Just be sure to remove the cover as the plants blossom to allow for pollination.
Welcoming ladybugs into your garden can also help to deter other pests. If releasing them, do so in the evening out of direct sunlight in an area that’s already been watered.
Keep in mind, if you’re cucumber plants don’t grow fruit, it’s most likely not disease but a problem with pollination. Try to attract bees to the area to resolve this issue. You can do this by planting early spring flowers near your garden.
Powdery mildew can also be a problem for cucumber plants, especially if the leaves get wet. To avoid this, water at the soil level and apply fungicides if you see any evidence of mildew.

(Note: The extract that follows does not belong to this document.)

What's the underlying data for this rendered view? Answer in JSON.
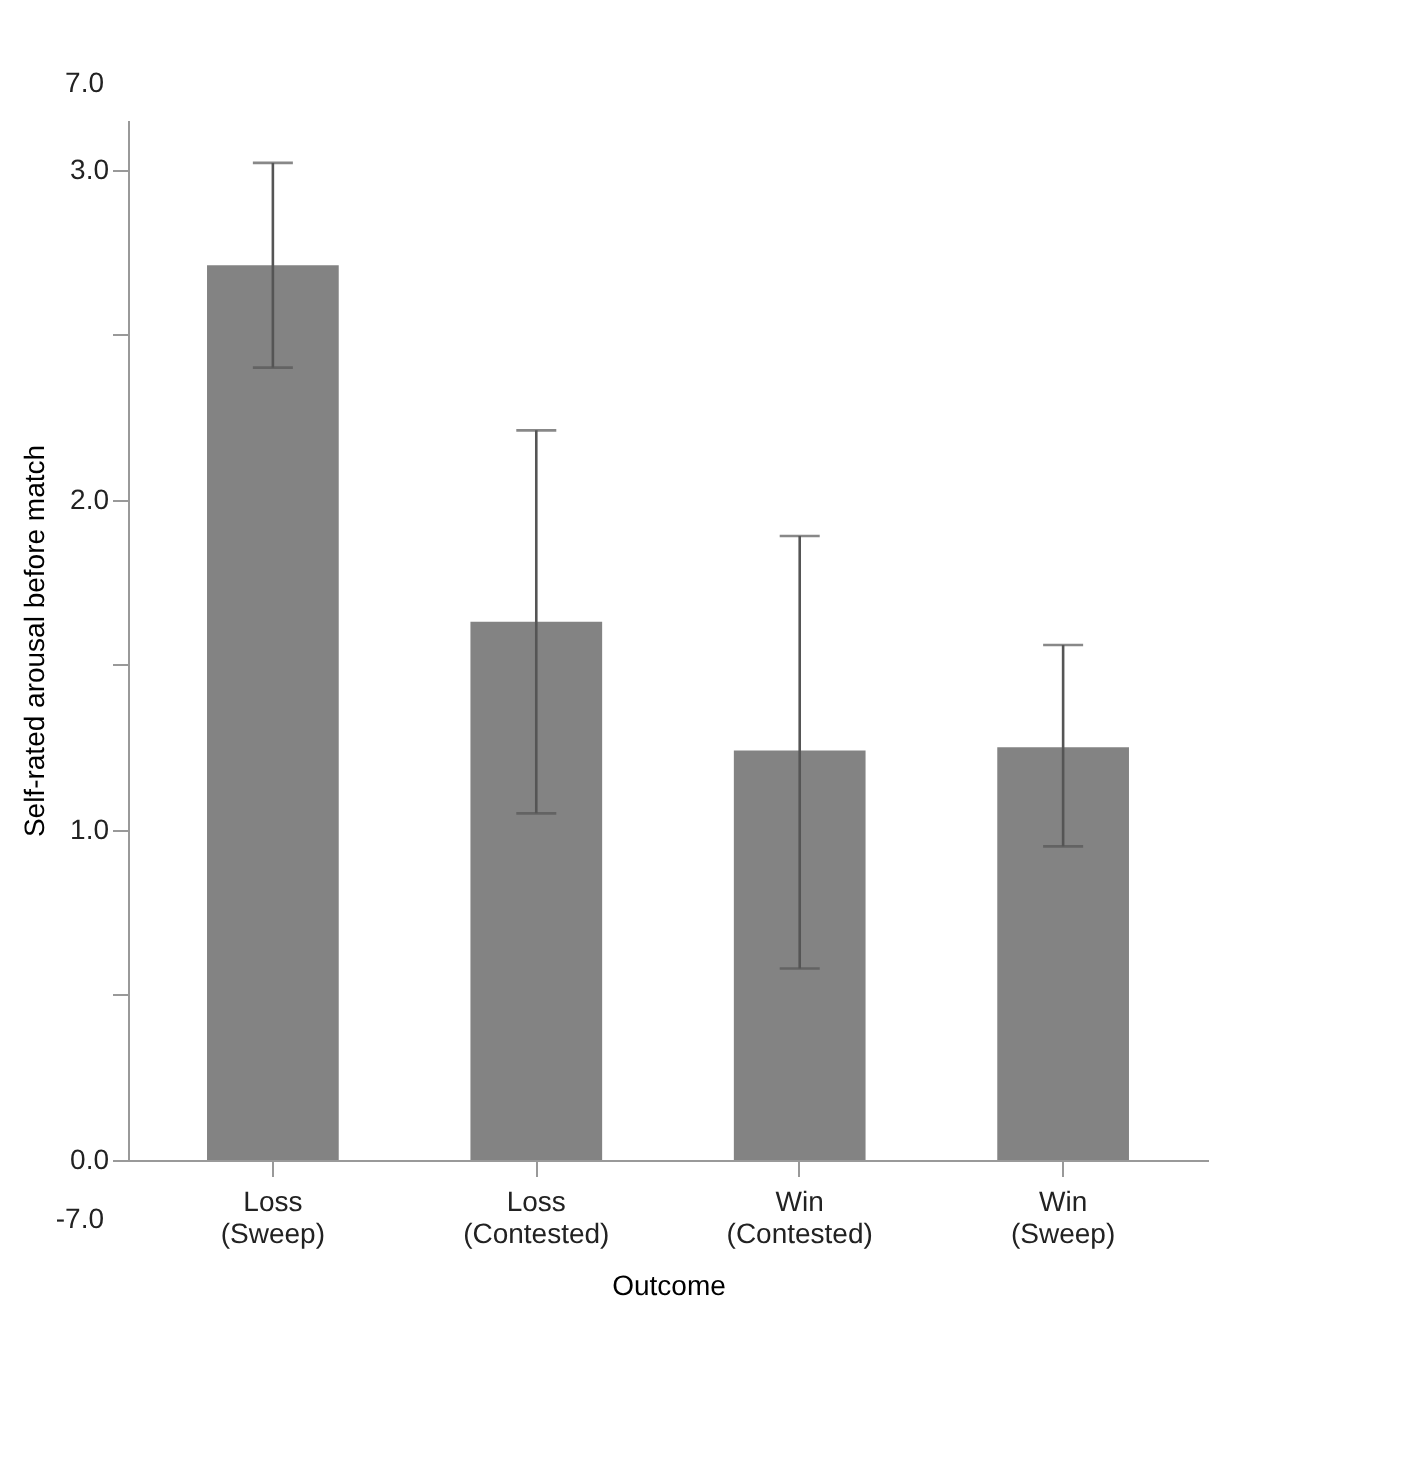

Cucumbers are also susceptible to other vine crop diseases line bacterial wilt and anthracnose. Many hybrid plants today have a higher disease tolerance so look for a disease-resistant variety. Don’t work the garden when it’s wet as that can help spread disease.
Some animals like deer, squirrels, and chipmunks will want to enjoy your cucumber plants. You can deter them by adding garden fencing that is either temporary or permanent. This will help to deter most critters, remember to make sure it doesn’t block the sun from your garden.
Once the blossoms start to grow into fruit, you can cover your cucumber plants with light netting to help prevent animals as well.
Remember, no matter what you use to keep your cucumber plants safe you will want to make sure the plant can still receive sunlight or cover only at night.
Now that you know how to grow cucumbers in a garden, you can soon be enjoying the tasty fruit on sandwiches and salads. You can also learn how to make homemade pickles to enjoy your harvest all year long.
Growing Cucumbers is so fun and easy. Bonus, they don’t take a lot of room and make a delicious addition to your garden. Choose your spot, start some seedlings, and get growing!